As ações empreendidas com o aval das associações ilustram e reforçam o modo extremamente agressivo e intolerante por meio do qual a população em situação de rua é vista e tratada por parte da sociedade brasileira. O título da matéria já começa com um tom injurioso e difamatório, o que contribui para legitimar as ações empreendidas por aquelas associações e, ademais, reforçar o preconceito embutido na palavra mendigo, se considerarmos sua origem etimológica: pessoa que possui algum defeito e que, por essa razão, é considerada inapta ao trabalho. A palavra é derivada do latim mendum e traz consigo a ideia de “defeito”, “vício”, que, inerentes à pessoa, precisam ser corrigidos, eliminados.
Ao contrário, tratar essas pessoas enquanto “pessoas em situação de rua”, desloca o entendimento incitando-nos a lançar luz sobre os processos que os levaram a viver nas ruas: não se trata de “mendigos”, “vândalos”, “viciados”, enfim, desestabilizadores da ordem social. Devem ser compreendidos, portanto, os processos por meio dos quais essas pessoas acabam fazendo das ruas seu espaço de sustento e moradia.
Em outras palavras, muda-se a forma como se entende a situação dessa população, não mais os compreendendo a partir de uma visão simplista que considera que esses se encontram nessa situação “porque querem” ou “porque são vagabundos por natureza” e outras explicações nessa direção. Trata-se, agora, de considerar os fenômenos estruturantes que fazem com que determinadas parcelas da população situem-se às margens da sociedade. Para compreender tais questões, é bom que se tenha como ponto de partida a seguinte consideração do sociólogo francês Robert Castel: “o processo através do qual uma sociedade expulsa alguns de seus membros obriga a que seja interrogado sobre aquilo que, em seu centro, impulsiona a sua dinâmica. É essa relação escondida do centro para a periferia que deve ser desvendada: o coração da problemática da exclusão não está lá onde encontramos os excluídos”.

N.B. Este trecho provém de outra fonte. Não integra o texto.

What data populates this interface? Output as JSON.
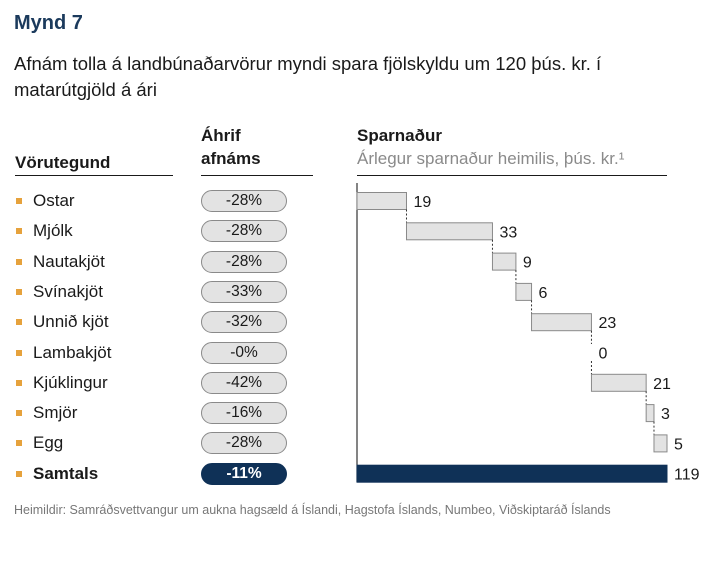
{
  "figure_label": "Mynd 7",
  "title": "Afnám tolla á landbúnaðarvörur myndi spara fjölskyldu um 120 þús. kr. í matarútgjöld á ári",
  "columns": {
    "product": "Vörutegund",
    "effect_line1": "Áhrif",
    "effect_line2": "afnáms",
    "savings": "Sparnaður",
    "savings_sub": "Árlegur sparnaður heimilis, þús. kr.¹"
  },
  "source": "Heimildir: Samráðsvettvangur um aukna hagsæld á Íslandi, Hagstofa Íslands, Numbeo, Viðskiptaráð Íslands",
  "colors": {
    "heading": "#1b3a5c",
    "bullet": "#e6a23c",
    "bar": "#e3e3e3",
    "total_bar": "#0f3157"
  },
  "rows": [
    {
      "label": "Ostar",
      "effect": "-28%"
    },
    {
      "label": "Mjólk",
      "effect": "-28%"
    },
    {
      "label": "Nautakjöt",
      "effect": "-28%"
    },
    {
      "label": "Svínakjöt",
      "effect": "-33%"
    },
    {
      "label": "Unnið kjöt",
      "effect": "-32%"
    },
    {
      "label": "Lambakjöt",
      "effect": "-0%"
    },
    {
      "label": "Kjúklingur",
      "effect": "-42%"
    },
    {
      "label": "Smjör",
      "effect": "-16%"
    },
    {
      "label": "Egg",
      "effect": "-28%"
    },
    {
      "label": "Samtals",
      "effect": "-11%",
      "total": true
    }
  ],
  "chart_data": {
    "type": "bar",
    "subtype": "waterfall",
    "title": "Sparnaður",
    "subtitle": "Árlegur sparnaður heimilis, þús. kr.¹",
    "categories": [
      "Ostar",
      "Mjólk",
      "Nautakjöt",
      "Svínakjöt",
      "Unnið kjöt",
      "Lambakjöt",
      "Kjúklingur",
      "Smjör",
      "Egg",
      "Samtals"
    ],
    "values": [
      19,
      33,
      9,
      6,
      23,
      0,
      21,
      3,
      5,
      119
    ],
    "data_labels": [
      "19",
      "33",
      "9",
      "6",
      "23",
      "0",
      "21",
      "3",
      "5",
      "119"
    ],
    "total_index": 9,
    "xlim": [
      0,
      119
    ],
    "grid": false
  }
}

Dito o que está por trás, de um lado, da noção de “mendigo” e, de outro, do conceito de “população em situação de rua”, passemos para os desdobramentos dessa diferenciação. Mais esguichos de água nos jardins, negar alimentos (inclusive os que estão prestes a vencer), deixar o lixo na rua no horário mais próximo da coleta (para evitar que os catadores de materiais recicláveis façam do lixo o seu sustento) reduzirá a população em situação de rua? Resolverá essa resistente questão social que é a existência das pessoas em situação de rua? Não. Tais iniciativas, incentivadas pela Amalou e pela Abrasel-MG, só ilustram a forma agressiva e intolerante por meio do qual a população em situação de rua é tratada principalmente nas regiões mais nobres das cidades. Ignoram o entendimento de que se trata de um público também sujeito de direitos, como todo ser humano. A postura dessas associações nos faz lembrar que todo direito se posiciona no campo dos conflitos, e que, nessas lutas para a garantia de direitos, costumeiramente, são os interesses das elites políticas e econômicas e daqueles situados nos estratos superiores de nossa pirâmide social que prevalecem. Essas ações, incentivadas pela Amalou e pela Abrasel-MG, negam a perspectiva do direito à cidade, que é um direito coletivo, de todos os citadinos, e que não há como ignorar a existência de sujeitos específicos, também produtores das cidades e que fazem parte dela, como é o caso da população em situação de rua.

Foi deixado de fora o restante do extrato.